Mahasiswa FEB Universitas Lampung Raih Juara II Lomba Business Plan Festival Go Earth Dream 2025

Bandar Lampung, Rabu (14/01/2026)

Mahasiswa Fakultas Ekonomi dan Bisnis (FEB) Universitas Lampung kembali mencatatkan prestasi membanggakan di tingkat nasional. Tim mahasiswa Program Studi S1 Manajemen angkatan 2024 berhasi meraih Juara II Lomba Business Plan dalam ajang Festival Go Earth Dream 2025 yang diselenggarakan oleh UIN Raden Intan Lampung.

Tim yang terdiri dari Herdy Ferdiansyah, Elwinda Putri, dan Daffa Raihan Al Faisar mengusung sebuah ide bisnis berbasis lingkungan bertajuk ZECO, sebuah aplikasi Business to Business (B2B) yang berfokus pada pengelolaan limbah bernilai guna.

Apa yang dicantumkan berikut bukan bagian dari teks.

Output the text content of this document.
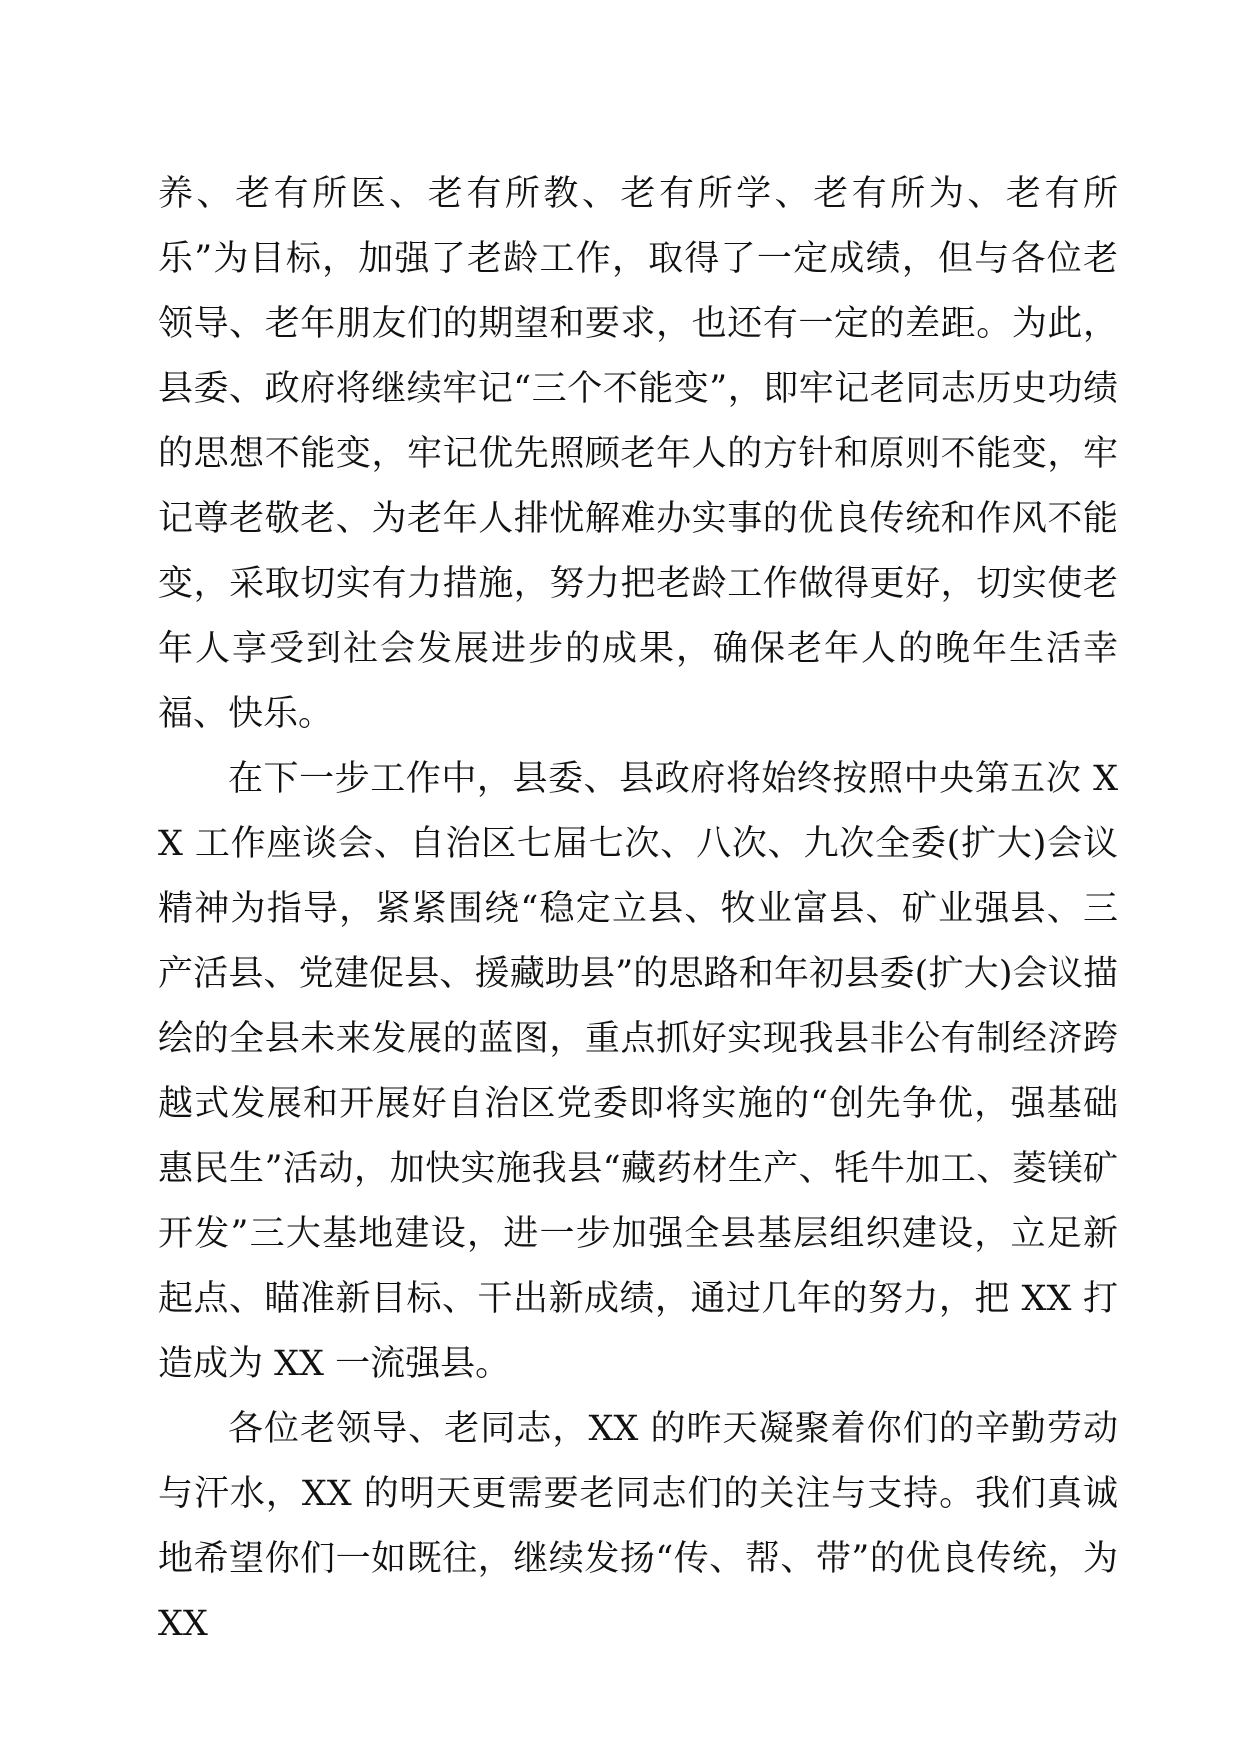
养、老有所医、老有所教、老有所学、老有所为、老有所乐”为目标，加强了老龄工作，取得了一定成绩，但与各位老领导、老年朋友们的期望和要求，也还有一定的差距。为此，县委、政府将继续牢记“三个不能变”，即牢记老同志历史功绩的思想不能变，牢记优先照顾老年人的方针和原则不能变，牢记尊老敬老、为老年人排忧解难办实事的优良传统和作风不能变，采取切实有力措施，努力把老龄工作做得更好，切实使老年人享受到社会发展进步的成果，确保老年人的晚年生活幸福、快乐。

在下一步工作中，县委、县政府将始终按照中央第五次 XX 工作座谈会、自治区七届七次、八次、九次全委(扩大)会议精神为指导，紧紧围绕“稳定立县、牧业富县、矿业强县、三产活县、党建促县、援藏助县”的思路和年初县委(扩大)会议描绘的全县未来发展的蓝图，重点抓好实现我县非公有制经济跨越式发展和开展好自治区党委即将实施的“创先争优，强基础惠民生”活动，加快实施我县“藏药材生产、牦牛加工、菱镁矿开发”三大基地建设，进一步加强全县基层组织建设，立足新起点、瞄准新目标、干出新成绩，通过几年的努力，把 XX 打造成为 XX 一流强县。

各位老领导、老同志，XX 的昨天凝聚着你们的辛勤劳动与汗水，XX 的明天更需要老同志们的关注与支持。我们真诚地希望你们一如既往，继续发扬“传、帮、带”的优良传统，为 XX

Dalam keterangannya, Elwinda Putri menjelaskan bahwa ZECO hadir sebagai solusi atas permasalahan lingkungan yang semakin kompleks.

“Ide yang kami ajukan adalah sebuah aplikasi bernama ZECO. ZECO merupakan aplikasi B2B yang menghubungkan pelaku usaha penghasil limbah bernilai dengan pihak yang membutuhkan limbah tersebut sebagai bahan baku, agar limbah tidak langsung berakhir di TPA yang saat ini sudah overload,” ujar Elwinda.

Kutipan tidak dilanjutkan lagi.